Selon une consultation de l’ordre national des infirmiers que nous publions en exclusivité, 40 % ont envie de changer de métier depuis la crise du Covid. Comme eux, d’autres soignants franchissent le pas. Et font le choix de la reconversion. Un déchirement mais aussi une question de survie. (...)
« J’aurai tellement aimé assurer, continuer malgré tout. Mais je n’y arrivais plus ». Son métier d’infirmière, Margaux, 33 ans, l’aime plus que tout. Petite, c’était son premier déguisement, c’est comme ça, dit-elle, impossible d’expliquer pourquoi, sa vie, elle la voyait à l’hôpital. Alors depuis qu’elle a rendu sa blouse blanche, le 1er août après la crise du Covid, d’une dureté inimaginable, elle pense sans cesse à ses « champions », ses collègues de réa, qui sont toujours dans cette « galère » et force le courage, celui qu’elle « n’a pas eu », dit-elle, très émue. « J’ai un peu l’impression d’avoir baissé les bras, eux sont toujours là-bas ».

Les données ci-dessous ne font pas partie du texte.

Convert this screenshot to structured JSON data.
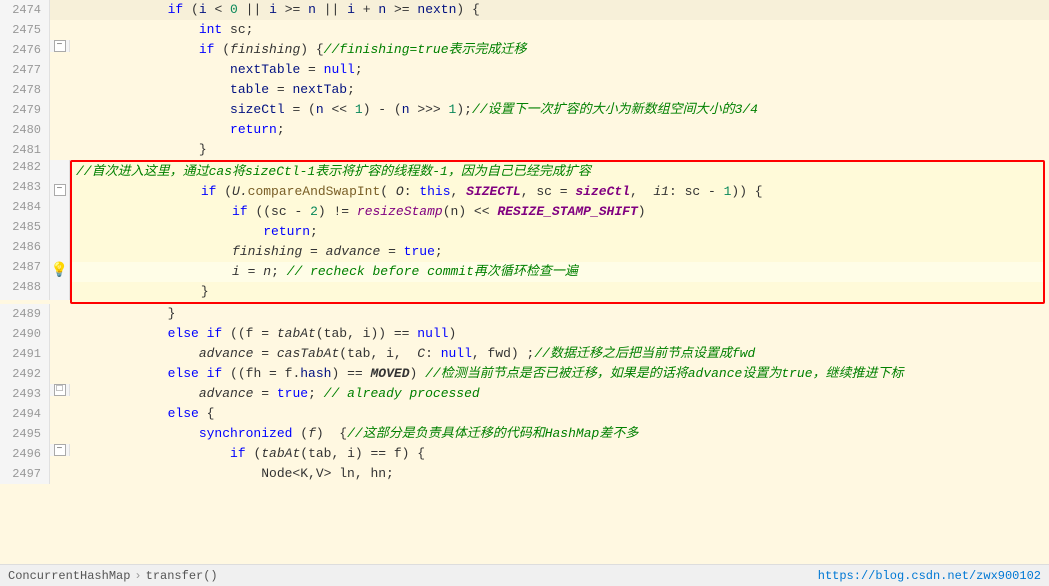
{
  "editor": {
    "background": "#fff8e1",
    "lines": [
      {
        "number": "2474",
        "indent": "            ",
        "hasFold": false,
        "hasGutter": false,
        "content": "if (<span class='param'>i</span> &lt; <span class='number'>0</span> || <span class='param'>i</span> &gt;= <span class='param'>n</span> || <span class='param'>i</span> + <span class='param'>n</span> &gt;= <span class='param'>nextn</span>) {"
      }
    ],
    "status": {
      "breadcrumb1": "ConcurrentHashMap",
      "breadcrumb2": "transfer()",
      "link": "https://blog.csdn.net/zwx900102"
    }
  }
}
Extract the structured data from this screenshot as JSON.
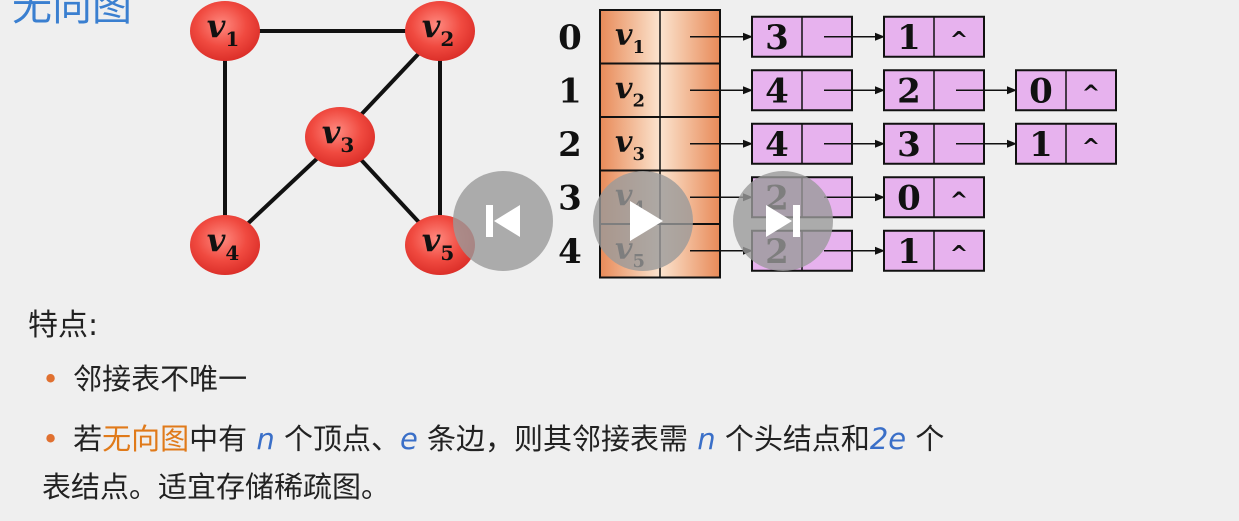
{
  "slide": {
    "title": "无向图"
  },
  "graph": {
    "vertices": [
      {
        "id": "v1",
        "name": "v",
        "sub": "1"
      },
      {
        "id": "v2",
        "name": "v",
        "sub": "2"
      },
      {
        "id": "v3",
        "name": "v",
        "sub": "3"
      },
      {
        "id": "v4",
        "name": "v",
        "sub": "4"
      },
      {
        "id": "v5",
        "name": "v",
        "sub": "5"
      }
    ],
    "edges": [
      [
        "v1",
        "v2"
      ],
      [
        "v1",
        "v4"
      ],
      [
        "v2",
        "v3"
      ],
      [
        "v2",
        "v5"
      ],
      [
        "v3",
        "v4"
      ],
      [
        "v3",
        "v5"
      ]
    ]
  },
  "adjacency": {
    "rows": [
      {
        "index": "0",
        "name": "v",
        "sub": "1",
        "nodes": [
          "3",
          "1"
        ]
      },
      {
        "index": "1",
        "name": "v",
        "sub": "2",
        "nodes": [
          "4",
          "2",
          "0"
        ]
      },
      {
        "index": "2",
        "name": "v",
        "sub": "3",
        "nodes": [
          "4",
          "3",
          "1"
        ]
      },
      {
        "index": "3",
        "name": "v",
        "sub": "4",
        "nodes": [
          "2",
          "0"
        ]
      },
      {
        "index": "4",
        "name": "v",
        "sub": "5",
        "nodes": [
          "2",
          "1"
        ]
      }
    ],
    "null_symbol": "^"
  },
  "notes": {
    "heading": "特点:",
    "bullet_symbol": "•",
    "bullet1": "邻接表不唯一",
    "bullet2": {
      "p1": "若",
      "highlight": "无向图",
      "p2": "中有 ",
      "var_n": "n",
      "p3": " 个顶点、",
      "var_e": "e",
      "p4": " 条边，则其邻接表需 ",
      "var_n2": "n",
      "p5": " 个头结点和",
      "var_2e": "2e",
      "p6": " 个",
      "line2": "表结点。适宜存储稀疏图。"
    }
  },
  "colors": {
    "vertex_fill": "#e8322e",
    "head_fill_light": "#fbe0c8",
    "head_fill_dark": "#e88a58",
    "node_fill": "#e7b2ee",
    "node_border": "#222222",
    "highlight_orange": "#e07a1a",
    "variable_blue": "#3a6fc8"
  },
  "player": {
    "prev_icon": "skip-back-icon",
    "play_icon": "play-icon",
    "next_icon": "skip-forward-icon"
  }
}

Mais son départ était la condition de sa survie alors c’est sans regret. Déjà, un mois avant l’épidémie, Margaux avait décidé de devenir infirmière libérale puis le Covid l’a fait revenir en catastrophe auprès des malades, « beaucoup se battaient si fort », se souvient-elle.
(...)
D’abord, il a fallu affronter cette attente « extrêmement angoissante », avant l’arrivée des victimes d’une guerre silencieuse. Au fil des jours, même les chefs, les plus flegmatiques, affichaient une mine grave. « Ils nous disaient, vous ne verrez sûrement pas beaucoup vos enfants », se souvient Margaux, puis la vague a déferlé, mettant tout le monde KO.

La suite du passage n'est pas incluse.